OCCUPATIONAL THERAPY STUDENTS IMPROVE LIVES AT MOROCCAN REHABILITATION CLINIC
The Morocco team just before leaving: From left to right in the photo is Kenzie Smith, Lexi Sybrowsky, Caitlin Winters, McCall Halvorson and Lindsey Ward.
Nov 20, 2018 10:00 AMIn a recent trip to Morocco, five occupational therapy graduate students at the University of Utah College of Health took part in the usual tourist activities – seeing the sights, riding camels and shopping at the markets.
But most of their time was spent making their mark on the north Africa county by assisting at a rehabilitation clinic in Marrakech. At the end of their nearly two-week October visit, they had laid the groundwork for programs that will help therapists at the Moulay Ali Institute for Rehabilitation (MAIR) better serve their patients.
The U. students – McCall Halvorson, Kenzie Smith, Lexi Sybrowsky, Lindsey Ward and Caitlin Winters – also learned ways to enhance their own work by observing the Moroccan therapists. They were especially impressed by the dedicated mothers who participated in their children’s therapy.
“Watching some of the moms sit alongside the therapists and help perform range-of-motion or other tasks was incredible and it really showed me how important it is to have the family be an integral part of the therapy process,” Sybrowsky said.
The not-for-profit MAIR clinic treats patients with cerebral palsy, traumatic brain injuries, stroke and other neurological conditions. The Utah students, who made the trip at their own expense, were there to develop programs implementing aspects of occupational therapy in treatments. In addition to observing patients at the clinic, the students performed home evaluations and visited the local orphanage.
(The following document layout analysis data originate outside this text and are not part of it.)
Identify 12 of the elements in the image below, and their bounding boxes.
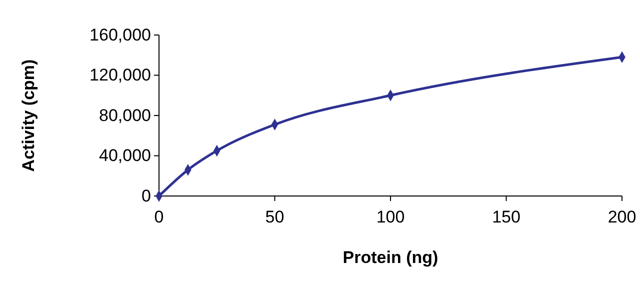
y-tick-label: 40,000	[99, 146, 151, 166]
x-tick-label: 100	[376, 208, 405, 227]
x-tick-label: 200	[608, 208, 636, 227]
y-axis-title: Activity (cpm)	[19, 59, 38, 172]
y-tick-label: 120,000	[90, 66, 151, 85]
y-tick-label: 80,000	[99, 106, 151, 125]
x-tick-label: 50	[265, 208, 284, 227]
y-tick-label: 0	[142, 186, 151, 206]
x-tick-label: 150	[492, 208, 520, 227]
y-tick-label: 160,000	[90, 25, 151, 44]
x-tick-label: 0	[154, 208, 164, 227]
x-axis-title: Protein (ng)	[342, 248, 438, 267]
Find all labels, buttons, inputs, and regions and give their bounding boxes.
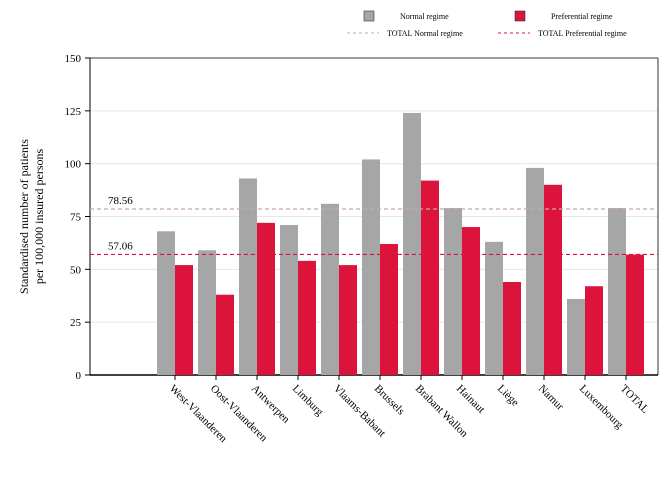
bar-preferential-6: [421, 180, 439, 375]
bar-preferential-7: [462, 227, 480, 375]
x-tick-label: Brussels: [372, 383, 407, 418]
x-tick-label: Antwerpen: [249, 383, 292, 426]
x-tick-label: Hainaut: [454, 383, 487, 416]
bar-normal-11: [608, 208, 626, 375]
y-axis-label-line: per 100,000 insured persons: [32, 149, 46, 285]
legend-label-normal: Normal regime: [400, 12, 449, 21]
bar-normal-4: [321, 203, 339, 375]
legend-line-label-preferential: TOTAL Preferential regime: [538, 29, 627, 38]
plot-area: 025507510012515078.5657.06West-Vlaandere…: [65, 53, 659, 445]
bar-preferential-8: [503, 282, 521, 375]
bar-preferential-3: [298, 260, 316, 375]
chart-legend: Normal regime Preferential regime TOTAL No…: [347, 10, 627, 38]
bar-preferential-2: [257, 222, 275, 375]
legend-swatch-preferential: [514, 10, 526, 22]
x-tick-label: TOTAL: [618, 383, 651, 416]
y-axis-label-line: Standardised number of patients: [17, 139, 31, 294]
y-tick-label: 150: [65, 53, 82, 65]
y-tick-label: 75: [70, 212, 82, 224]
y-tick-label: 0: [76, 370, 82, 382]
bar-normal-0: [157, 231, 175, 375]
y-tick-label: 125: [65, 106, 82, 118]
reference-label-normal: 78.56: [108, 195, 133, 207]
bar-preferential-10: [585, 286, 603, 375]
reference-label-preferential: 57.06: [108, 240, 133, 252]
bar-preferential-0: [175, 265, 193, 375]
bar-preferential-4: [339, 265, 357, 375]
bar-preferential-5: [380, 243, 398, 375]
y-tick-label: 25: [70, 317, 82, 329]
y-tick-label: 100: [65, 159, 82, 171]
bar-normal-6: [403, 112, 421, 376]
bar-normal-9: [526, 167, 544, 375]
bar-normal-10: [567, 298, 585, 375]
bar-normal-7: [444, 208, 462, 375]
bar-preferential-1: [216, 294, 234, 375]
legend-label-preferential: Preferential regime: [551, 12, 613, 21]
legend-swatch-normal: [363, 10, 375, 22]
bar-normal-8: [485, 241, 503, 375]
legend-line-label-normal: TOTAL Normal regime: [387, 29, 463, 38]
bar-preferential-11: [626, 254, 644, 375]
bar-preferential-9: [544, 184, 562, 375]
x-tick-label: Namur: [536, 383, 566, 413]
x-tick-label: Limburg: [290, 383, 326, 419]
y-tick-label: 50: [70, 264, 82, 276]
y-axis-label: Standardised number of patientsper 100,0…: [17, 139, 46, 294]
x-tick-label: Liège: [495, 383, 521, 409]
bar-normal-2: [239, 178, 257, 375]
bar-normal-5: [362, 159, 380, 375]
bar-normal-1: [198, 250, 216, 375]
bar-normal-3: [280, 224, 298, 375]
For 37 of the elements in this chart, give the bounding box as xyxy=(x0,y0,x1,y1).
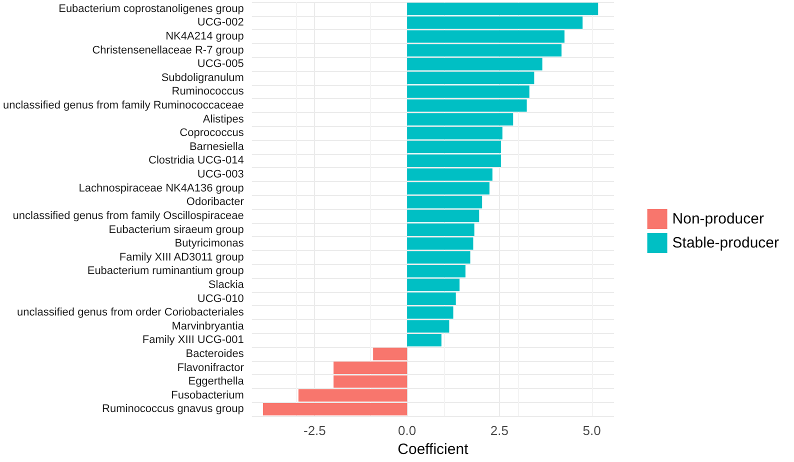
y-tick-label: UCG-002 xyxy=(197,16,244,29)
y-tick-label: Family XIII AD3011 group xyxy=(119,251,244,264)
y-tick-label: Eubacterium ruminantium group xyxy=(87,265,244,278)
y-tick-label: Lachnospiraceae NK4A136 group xyxy=(78,182,244,194)
y-tick-label: Marvinbryantia xyxy=(172,320,245,332)
y-tick-label: UCG-010 xyxy=(197,292,244,305)
x-tick-label: 0.0 xyxy=(398,423,416,438)
y-tick-label: Barnesiella xyxy=(189,140,245,153)
x-tick-label: 5.0 xyxy=(582,423,601,438)
y-tick-label: Ruminococcus xyxy=(172,86,244,98)
y-tick-label: Clostridia UCG-014 xyxy=(148,154,244,167)
y-tick-label: Butyricimonas xyxy=(174,238,244,250)
y-tick-label: Eggerthella xyxy=(188,376,245,388)
x-tick-label: -2.5 xyxy=(304,423,326,438)
y-tick-label: Coprococcus xyxy=(180,127,244,140)
y-tick-label: unclassified genus from family Ruminococcaceae xyxy=(3,100,244,112)
x-axis-title: Coefficient xyxy=(398,441,470,458)
y-tick-label: Christensenellaceae R-7 group xyxy=(92,44,244,56)
y-tick-label: Eubacterium coprostanoligenes group xyxy=(58,2,244,15)
y-tick-label: Alistipes xyxy=(202,113,244,126)
y-tick-label: unclassified genus from family Oscillospiraceae xyxy=(12,210,244,222)
y-tick-label: Slackia xyxy=(208,278,245,291)
y-tick-label: Odoribacter xyxy=(186,196,244,208)
y-tick-label: Bacteroides xyxy=(186,348,244,360)
y-tick-label: Subdoligranulum xyxy=(161,72,244,84)
legend-label: Stable-producer xyxy=(672,234,780,252)
y-tick-label: NK4A214 group xyxy=(166,30,244,43)
y-tick-label: UCG-005 xyxy=(197,58,244,70)
y-tick-label: UCG-003 xyxy=(197,168,244,181)
legend-label: Non-producer xyxy=(672,210,764,228)
y-tick-label: unclassified genus from order Coriobacteriales xyxy=(17,306,244,319)
y-tick-label: Family XIII UCG-001 xyxy=(142,334,244,346)
y-tick-label: Fusobacterium xyxy=(171,389,244,402)
y-tick-label: Ruminococcus gnavus group xyxy=(102,403,244,416)
y-tick-label: Flavonifractor xyxy=(177,362,244,374)
y-tick-label: Eubacterium siraeum group xyxy=(108,224,244,236)
x-tick-label: 2.5 xyxy=(490,423,508,438)
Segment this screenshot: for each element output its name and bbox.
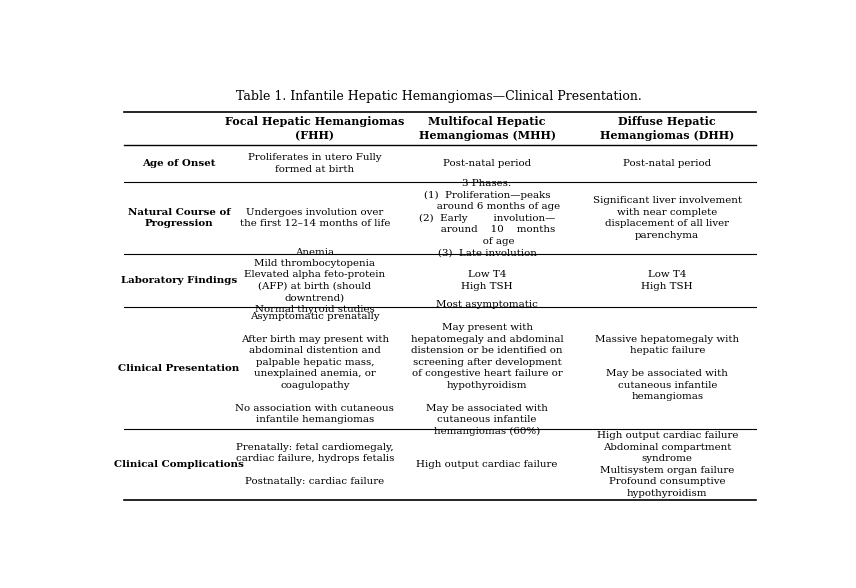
Text: Asymptomatic prenatally

After birth may present with
abdominal distention and
p: Asymptomatic prenatally After birth may …: [235, 312, 395, 424]
Text: High output cardiac failure
Abdominal compartment
syndrome
Multisystem organ fai: High output cardiac failure Abdominal co…: [597, 432, 738, 497]
Text: Focal Hepatic Hemangiomas
(FHH): Focal Hepatic Hemangiomas (FHH): [225, 116, 405, 141]
Text: High output cardiac failure: High output cardiac failure: [416, 460, 558, 469]
Text: Most asymptomatic

May present with
hepatomegaly and abdominal
distension or be : Most asymptomatic May present with hepat…: [411, 300, 563, 436]
Text: Multifocal Hepatic
Hemangiomas (MHH): Multifocal Hepatic Hemangiomas (MHH): [419, 116, 556, 141]
Text: Diffuse Hepatic
Hemangiomas (DHH): Diffuse Hepatic Hemangiomas (DHH): [600, 116, 734, 141]
Text: Post-natal period: Post-natal period: [443, 159, 532, 168]
Text: Age of Onset: Age of Onset: [142, 159, 216, 168]
Text: Anemia
Mild thrombocytopenia
Elevated alpha feto-protein
(AFP) at birth (should
: Anemia Mild thrombocytopenia Elevated al…: [244, 248, 385, 314]
Text: Low T4
High TSH: Low T4 High TSH: [461, 270, 513, 291]
Text: Significant liver involvement
with near complete
displacement of all liver
paren: Significant liver involvement with near …: [593, 196, 742, 240]
Text: 3 Phases:
(1)  Proliferation—peaks
       around 6 months of age
(2)  Early     : 3 Phases: (1) Proliferation—peaks around…: [414, 179, 560, 257]
Text: Massive hepatomegaly with
hepatic failure

May be associated with
cutaneous infa: Massive hepatomegaly with hepatic failur…: [595, 335, 740, 401]
Text: Laboratory Findings: Laboratory Findings: [121, 276, 237, 285]
Text: Undergoes involution over
the first 12–14 months of life: Undergoes involution over the first 12–1…: [240, 208, 390, 228]
Text: Natural Course of
Progression: Natural Course of Progression: [128, 208, 230, 228]
Text: Clinical Presentation: Clinical Presentation: [118, 363, 240, 373]
Text: Post-natal period: Post-natal period: [623, 159, 711, 168]
Text: Prenatally: fetal cardiomegaly,
cardiac failure, hydrops fetalis

Postnatally: c: Prenatally: fetal cardiomegaly, cardiac …: [235, 443, 394, 486]
Text: Table 1. Infantile Hepatic Hemangiomas—Clinical Presentation.: Table 1. Infantile Hepatic Hemangiomas—C…: [235, 90, 642, 103]
Text: Clinical Complications: Clinical Complications: [114, 460, 244, 469]
Text: Proliferates in utero Fully
formed at birth: Proliferates in utero Fully formed at bi…: [248, 153, 382, 174]
Text: Low T4
High TSH: Low T4 High TSH: [641, 270, 693, 291]
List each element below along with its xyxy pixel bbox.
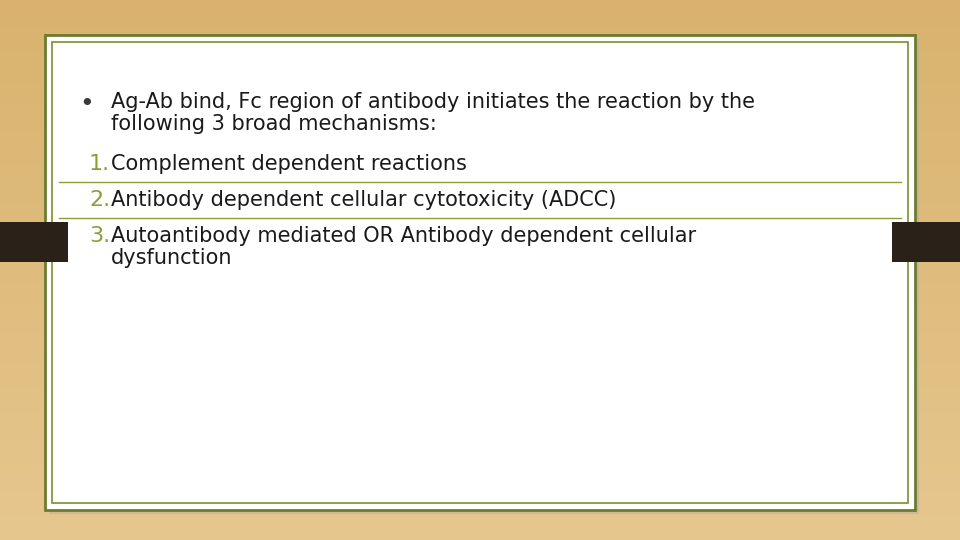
Bar [0, 222, 68, 262]
Bar [52, 42, 908, 503]
Text: 3.: 3. [89, 226, 110, 246]
Text: Complement dependent reactions: Complement dependent reactions [111, 154, 467, 174]
Text: 2.: 2. [89, 190, 110, 210]
Text: Antibody dependent cellular cytotoxicity (ADCC): Antibody dependent cellular cytotoxicity… [111, 190, 616, 210]
Text: 1.: 1. [89, 154, 110, 174]
Bar [49, 39, 919, 514]
Text: dysfunction: dysfunction [111, 248, 232, 268]
Text: Autoantibody mediated OR Antibody dependent cellular: Autoantibody mediated OR Antibody depend… [111, 226, 696, 246]
Bar [45, 35, 915, 510]
Text: following 3 broad mechanisms:: following 3 broad mechanisms: [111, 114, 437, 134]
Bar [892, 222, 960, 262]
Text: Ag-Ab bind, Fc region of antibody initiates the reaction by the: Ag-Ab bind, Fc region of antibody initia… [111, 92, 755, 112]
Bar [45, 35, 915, 510]
Text: •: • [79, 92, 94, 116]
Going out into the community and learning about the local culture was particularly useful, according to Ward, who is developing a home exercise program for children with cerebral palsy
“It helped with treatment because we got to see their homes and we got to see where they go to the grocery store, which is the markets,” Ward said. “We understood what their daily routine looks like so it’s easier to implement those aspects into treatment, rather than assuming their life with just like ours.”
A big part of that routine for Muslims was praying. Ward said observing the sequence of movements by the faithful allowed her to incorporate them into a client’s therapy to help him pray in the traditional manner.
Mo Sbai, an adjunct professor at the University of Utah School of Medicine who co-founded the clinic in 2015, said he was impressed by how quickly the students jumped into their work at the clinic and how well they interacted with the patients and therapists. He wants to establish some kind of exchange program so the visits can continue.
“I believe the whole experience was a positive life changing event for the students,” Sbai said.
Winters said the trip provided an incredible perspective of what occupational therapy can do across the globe
“We have done a lot of collaborative, on-the-spot education but there is still so much that can be done,” Winters wrote in a blog that chronicled the students’ adventures in Morocco. “My hope is the clinic continues to thrive so it can keep providing services that make such an incredible impact on so many people’s lives.”